Posted November 14, 2013
Epilepsy, a disorder involving repeated and spontaneous seizures, is a common manifestation of tuberous sclerosis complex (TSC) that is estimated to affect up to 80%-90% of individuals with TSC at some point during their lifetime. Seizures result from abnormal electrical impulses in the brain and, in TSC, they are thought to be related to the presence of cortical tubers. Seizures can also result from an increase in pressure in the brain due to the presence and growth of a subependymal giant cell astrocytoma, or SEGA, which occurs in about 15% of TSC patients. There are many different seizure types associated with TSC including simple partial, complex partial, and generalized tonic-clonic seizures. Infantile spasms, severe single or clustered seizures that begin in infancy, are common in TSC but adult-onset seizures also occur. There is a variety of medications available to treat seizures, although not all seizures will respond well to all medications and some may remain intractable, or unresponsive, to medication. Alternative treatment options include dietary changes, vagus nerve stimulation, and surgery.

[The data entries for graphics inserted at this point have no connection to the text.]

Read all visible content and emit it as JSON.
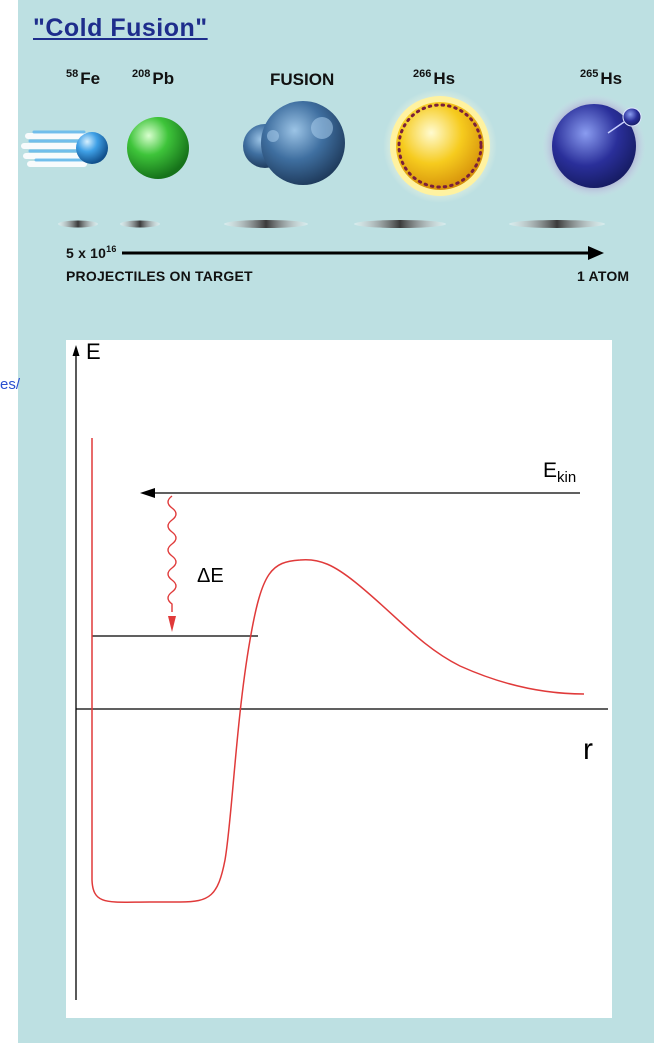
{
  "title": "\"Cold Fusion\"",
  "side_link_fragment": "es/",
  "nuclei": [
    {
      "mass": "58",
      "symbol": "Fe"
    },
    {
      "mass": "208",
      "symbol": "Pb"
    },
    {
      "mass": "",
      "symbol": "FUSION"
    },
    {
      "mass": "266",
      "symbol": "Hs"
    },
    {
      "mass": "265",
      "symbol": "Hs"
    }
  ],
  "projectiles": {
    "count_base": "5 x 10",
    "count_exp": "16",
    "caption": "PROJECTILES ON TARGET",
    "result": "1 ATOM"
  },
  "colors": {
    "panel": "#bde0e2",
    "title": "#1e2d8c",
    "potential_curve": "#e03a3a",
    "fe": "#3fa0e6",
    "pb": "#3ec43a",
    "fusion": "#3f6fa0",
    "hs266": "#f6cb1e",
    "hs265": "#2a2f9a"
  },
  "diagram": {
    "y_axis_label": "E",
    "x_axis_label": "r",
    "kinetic_label_main": "E",
    "kinetic_label_sub": "kin",
    "delta_label": "ΔE"
  }
}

The Tuberous Sclerosis Complex Research Program (TSCRP) has funded a number of studies investigating epilepsy and seizures in the context of TSC. Following are brief descriptions of some of the current TSCRP awards addressing this important topic (with links to the investigators' public and technical abstracts):
Dr. Stuart Lipton (Sanford-Burnham Medical Research Institute, La Jolla): Dr. Lipton is evaluating the efficacy of the FDA-approved drug Memantine in correcting the neurological and behavioral abnormalities in a mouse model of TSC, including electrophysiological abnormalities. Memantine is currently approved for use in Alzheimer's disease and is under investigation in clinical trials for children with autism, intellectual disabilities, and epilepsy. Dr. Lipton also plans to evaluate a novel class of Memantine derivatives called NitroMemantines.

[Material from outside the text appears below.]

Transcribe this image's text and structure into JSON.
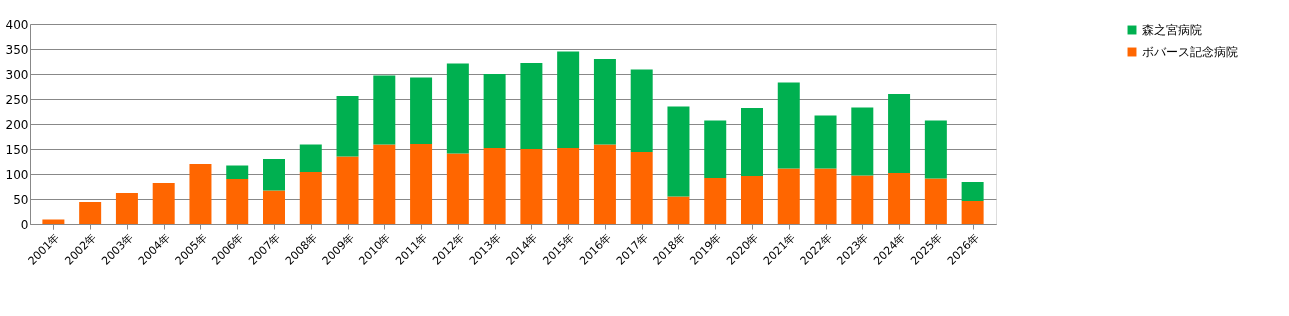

Dr. David Sulzer (Columbia University): Dr. Sulzer hypothesizes that the development of epilepsy in TSC results from a failure of astrocytes to remove, or prune, excess excitatory synapses in the brain. He is evaluating the effect of TSC1 and TSC2 mutations in astrocytes on synaptic function in mice and whether astrocyte dysfunction results in a deficit in pruning. He also plans to analyze human brain tissue for biomarkers of astrocyte function.

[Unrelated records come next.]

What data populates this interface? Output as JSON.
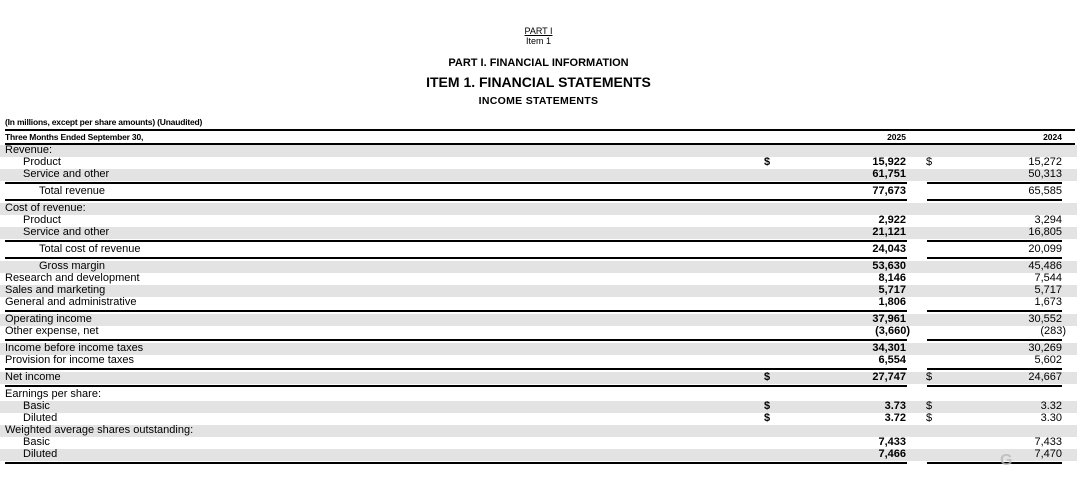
{
  "header": {
    "part_link": "PART I",
    "item_label": "Item 1",
    "title_part": "PART I. FINANCIAL INFORMATION",
    "title_item": "ITEM 1. FINANCIAL STATEMENTS",
    "title_statement": "INCOME STATEMENTS"
  },
  "table": {
    "note": "(In millions, except per share amounts) (Unaudited)",
    "period_header": "Three Months Ended September 30,",
    "years": [
      "2025",
      "2024"
    ],
    "rows": [
      {
        "label": "Revenue:",
        "indent": 0,
        "shade": true,
        "v2025": "",
        "v2024": "",
        "dollar": false
      },
      {
        "label": "Product",
        "indent": 1,
        "shade": false,
        "v2025": "15,922",
        "v2024": "15,272",
        "dollar": true
      },
      {
        "label": "Service and other",
        "indent": 1,
        "shade": true,
        "v2025": "61,751",
        "v2024": "50,313",
        "dollar": false,
        "line_after": true
      },
      {
        "label": "Total revenue",
        "indent": 2,
        "shade": false,
        "v2025": "77,673",
        "v2024": "65,585",
        "dollar": false,
        "line_after": true
      },
      {
        "label": "Cost of revenue:",
        "indent": 0,
        "shade": true,
        "v2025": "",
        "v2024": "",
        "dollar": false
      },
      {
        "label": "Product",
        "indent": 1,
        "shade": false,
        "v2025": "2,922",
        "v2024": "3,294",
        "dollar": false
      },
      {
        "label": "Service and other",
        "indent": 1,
        "shade": true,
        "v2025": "21,121",
        "v2024": "16,805",
        "dollar": false,
        "line_after": true
      },
      {
        "label": "Total cost of revenue",
        "indent": 2,
        "shade": false,
        "v2025": "24,043",
        "v2024": "20,099",
        "dollar": false,
        "line_after": true
      },
      {
        "label": "Gross margin",
        "indent": 2,
        "shade": true,
        "v2025": "53,630",
        "v2024": "45,486",
        "dollar": false
      },
      {
        "label": "Research and development",
        "indent": 0,
        "shade": false,
        "v2025": "8,146",
        "v2024": "7,544",
        "dollar": false
      },
      {
        "label": "Sales and marketing",
        "indent": 0,
        "shade": true,
        "v2025": "5,717",
        "v2024": "5,717",
        "dollar": false
      },
      {
        "label": "General and administrative",
        "indent": 0,
        "shade": false,
        "v2025": "1,806",
        "v2024": "1,673",
        "dollar": false,
        "line_after": true
      },
      {
        "label": "Operating income",
        "indent": 0,
        "shade": true,
        "v2025": "37,961",
        "v2024": "30,552",
        "dollar": false
      },
      {
        "label": "Other expense, net",
        "indent": 0,
        "shade": false,
        "v2025": "(3,660)",
        "v2024": "(283)",
        "dollar": false,
        "line_after": true
      },
      {
        "label": "Income before income taxes",
        "indent": 0,
        "shade": true,
        "v2025": "34,301",
        "v2024": "30,269",
        "dollar": false
      },
      {
        "label": "Provision for income taxes",
        "indent": 0,
        "shade": false,
        "v2025": "6,554",
        "v2024": "5,602",
        "dollar": false,
        "line_after": true
      },
      {
        "label": "Net income",
        "indent": 0,
        "shade": true,
        "v2025": "27,747",
        "v2024": "24,667",
        "dollar": true,
        "line_after": true
      },
      {
        "label": "Earnings per share:",
        "indent": 0,
        "shade": false,
        "v2025": "",
        "v2024": "",
        "dollar": false
      },
      {
        "label": "Basic",
        "indent": 1,
        "shade": true,
        "v2025": "3.73",
        "v2024": "3.32",
        "dollar": true
      },
      {
        "label": "Diluted",
        "indent": 1,
        "shade": false,
        "v2025": "3.72",
        "v2024": "3.30",
        "dollar": true
      },
      {
        "label": "Weighted average shares outstanding:",
        "indent": 0,
        "shade": true,
        "v2025": "",
        "v2024": "",
        "dollar": false
      },
      {
        "label": "Basic",
        "indent": 1,
        "shade": false,
        "v2025": "7,433",
        "v2024": "7,433",
        "dollar": false
      },
      {
        "label": "Diluted",
        "indent": 1,
        "shade": true,
        "v2025": "7,466",
        "v2024": "7,470",
        "dollar": false,
        "line_after": true
      }
    ]
  },
  "watermark": "格隆汇"
}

Dr. Michael Wong (Washington University in St. Louis): Inflammation has been implicated in the pathophysiology of some types of epilepsy and evidence for the activation of proinflammatory pathways has been identified in human TSC tubers. However, it remains unclear whether inflammation in TSC is pathogenic or in response to neurological damage. Dr. Wong is testing the hypothesis that brain inflammation promotes the development of epilepsy in TSC. He will also test whether anti-inflammatory agents can prevent epilepsy in a mouse model of TSC.
Dr. Akira Yoshii (Massachusetts Institute of Technology): Dr. Yoshii is investigating whether the imbalance in excitatory and inhibitory neuronal signals in TSC is caused by altered synaptic protein synthesis. Specifically, he is testing whether the balance between excitatory and inhibitory synaptic proteins is altered in TSC mutant mice and whether this imbalance can be corrected by treatment with the mTOR inhibitor rapamycin. He also plans to identify synaptic proteins with enhanced synthesis in TSC and characterize their functions in TSC neurons.